What kind of animal are we dealing with here? Well, 'Candylion' itself is a beautiful song, childlike in its naiviety, a tune lyrically based around not being able to get a nonsensical phrase out of your head and instead of trying to escape its ludicrousness, ending up building a whole magical world around it. The album is that world, the world of the 'Candylion', the only world in which such a creature can exist.

Of course, it often sounds like a Super Furry Animals record - but a really rather great one. 'The Court of King Arthur' for example plods along like something from 'Fuzzy Logic' being played acoustically, like a more-leaden 'God! Show me Magic'. Alas, there isn't a good way of saying 'leaden', but there really should be. These songs actually feel so breezy, so spacious, so delicate - things like 'Lonesome Words' even being so magical that you wouldn't question their inclusion on, for example, your favourite Shins record.
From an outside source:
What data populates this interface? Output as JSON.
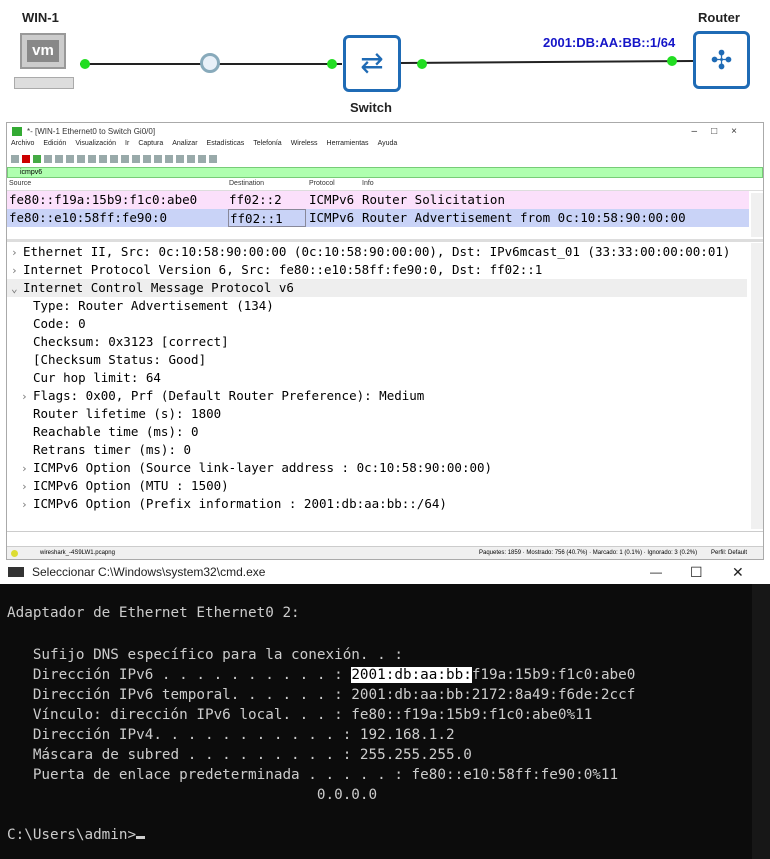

Chances are - and this is special - that you'll love it from the start, and keep loving it. And that's such an important thing to feel about a record. You won't have realised how much of a singer songwriter Gruff Rhys is before, straight up, plain and simple, he could have done this from the start and we'd have lapped it up. But time spent amongst the Superbly Furred has rubbed off on him as an individual and an artist, as it was bound to - he knows when things are going stale, knows that each verse has to be at least subtly different from the last, that drum parts should enhance the song instead of just pin it down, and that there's space for things such as electronic bleeps in melancholic songs, if done tenderly. And everything the Candylion does in his world is done very, very tenderly indeed.
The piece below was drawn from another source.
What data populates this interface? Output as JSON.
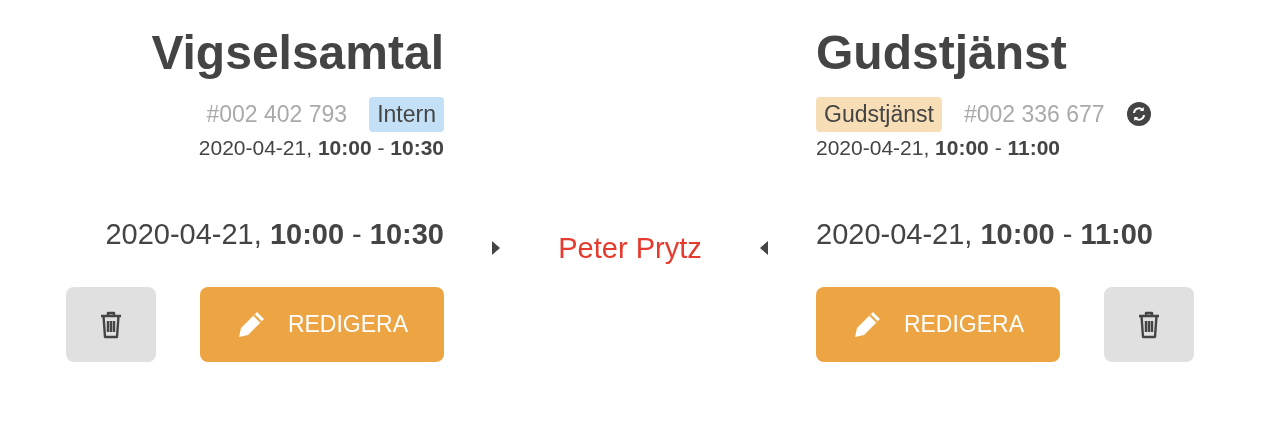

'Painting People Blue' is, as fellow rockfeedbacker Kevin John Molloy pointed out over a glass of wine or thirteen, really quite psychedelic in an innocent rather than a zany way. Just with the melodic, melancholy acoustic guitar temple you see, Rhys manages to do quite a few things - I'm just realising what a masterful songwriter he is, and this setting really gives that a chance to shine - be it cutesy pop, spaced out twiddling, or just beautifully twisted country tunes like 'Beacon in the Darkness', or futuristic Welsh language ballads like 'Con Carino'.
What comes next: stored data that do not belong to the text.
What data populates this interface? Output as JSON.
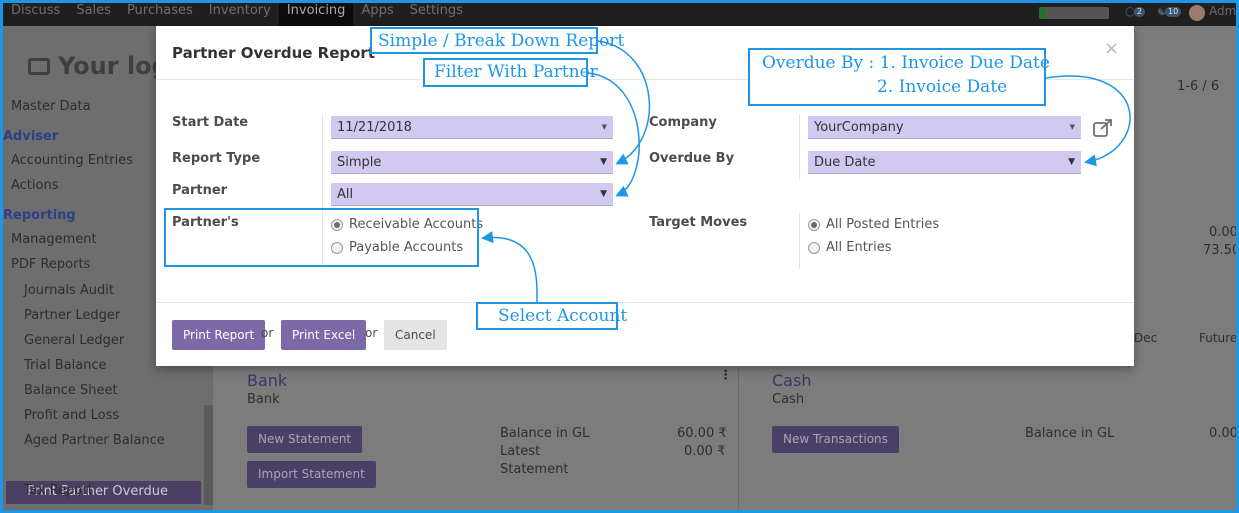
{
  "topbar": {
    "menu": [
      "Discuss",
      "Sales",
      "Purchases",
      "Inventory",
      "Invoicing",
      "Apps",
      "Settings"
    ],
    "active": "Invoicing",
    "progress_fraction": 0.1,
    "messages_count": "2",
    "activities_count": "10",
    "user": "Adm"
  },
  "sidebar": {
    "logo_text": "Your log",
    "items": {
      "master_data": "Master Data",
      "adviser": "Adviser",
      "accounting_entries": "Accounting Entries",
      "actions": "Actions",
      "reporting": "Reporting",
      "management": "Management",
      "pdf_reports": "PDF Reports",
      "journals_audit": "Journals Audit",
      "partner_ledger": "Partner Ledger",
      "general_ledger": "General Ledger",
      "trial_balance": "Trial Balance",
      "balance_sheet": "Balance Sheet",
      "profit_and_loss": "Profit and Loss",
      "aged_partner_balance": "Aged Partner Balance",
      "print_partner_overdue": "Print Partner Overdue",
      "tax_report": "Tax Report"
    }
  },
  "background": {
    "pager": "1-6 / 6",
    "value1": "0.00",
    "value2": "73.50",
    "col_dec": "Dec",
    "col_future": "Future",
    "bank": {
      "title": "Bank",
      "subtitle": "Bank",
      "new_statement": "New Statement",
      "import_statement": "Import Statement",
      "balance_gl_label": "Balance in GL",
      "balance_gl_value": "60.00 ₹",
      "latest_label_1": "Latest",
      "latest_label_2": "Statement",
      "latest_value": "0.00 ₹"
    },
    "cash": {
      "title": "Cash",
      "subtitle": "Cash",
      "new_transactions": "New Transactions",
      "balance_gl_label": "Balance in GL",
      "balance_gl_value": "0.00"
    }
  },
  "modal": {
    "title": "Partner Overdue Report",
    "close": "×",
    "start_date_label": "Start Date",
    "start_date_value": "11/21/2018",
    "report_type_label": "Report Type",
    "report_type_value": "Simple",
    "partner_label": "Partner",
    "partner_value": "All",
    "partners_label": "Partner's",
    "partners_options": [
      "Receivable Accounts",
      "Payable Accounts"
    ],
    "partners_selected": "Receivable Accounts",
    "company_label": "Company",
    "company_value": "YourCompany",
    "overdue_by_label": "Overdue By",
    "overdue_by_value": "Due Date",
    "target_moves_label": "Target Moves",
    "target_moves_options": [
      "All Posted Entries",
      "All Entries"
    ],
    "target_moves_selected": "All Posted Entries",
    "buttons": {
      "print_report": "Print Report",
      "or1": "or",
      "print_excel": "Print Excel",
      "or2": "or",
      "cancel": "Cancel"
    }
  },
  "callouts": {
    "simple_breakdown": "Simple / Break Down Report",
    "filter_partner": "Filter With Partner",
    "overdue_line1": "Overdue By : 1. Invoice Due Date",
    "overdue_line2": "2. Invoice Date",
    "select_account": "Select Account"
  },
  "colors": {
    "accent": "#7c6aa8",
    "select_bg": "#d2c9f1",
    "annotation": "#1d96e6",
    "navbar": "#1f1f1f"
  }
}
The real, true mindset of the 'Candylion' however is one of a beast at play, something typified by 'Gyrru Gyrru Gyrru', a ridiculously catchy tune (annoying, as I want to sing along, but as the damn thing's in Welsh and I don't know how to pronounce 'Gyrru' - which is said fourteen times in succession in the chorus - I'm left sounding like an idiot) which sits at the heart of this splendid record. It comes eventually to the point where you struggle to find anything bad to say about it - certainly the shimmering 'Ffrwydriad Yn Y Ffurfaren' and meaty 'Now That The Feeling Has Gone' deserve only praise - and it's a struggle I won't even attempt. There isn't anything bad to say about it.

These aren't sketches of songs, like his last one turned out. Not a solo record for the sake of it, no - proper stuff, this. You wonder why more of this isn't saved for the full band experience when you hear something as good as 'Cycle of Violence', but maybe he worries what those pranksters would have done with these persistent, jaunty rhythms and succinct, rewarding melodies - stretched them out beyond recognition and ruin them perhaps? If so, Rhys needs to be more of an arrogant lead singer. 'Candylion' will do brilliantly as it is (heck, it's the best album I've heard so far this year...tisk), but if the ethic behind its creation was applied to the next Super Furries record I might not only be able to say that 'Candylion' is the best thing Gruff has been involved with since 'Mwng', but that finally, with their frontman on form and running the show, SFA would have done something better even than 'Radiator'.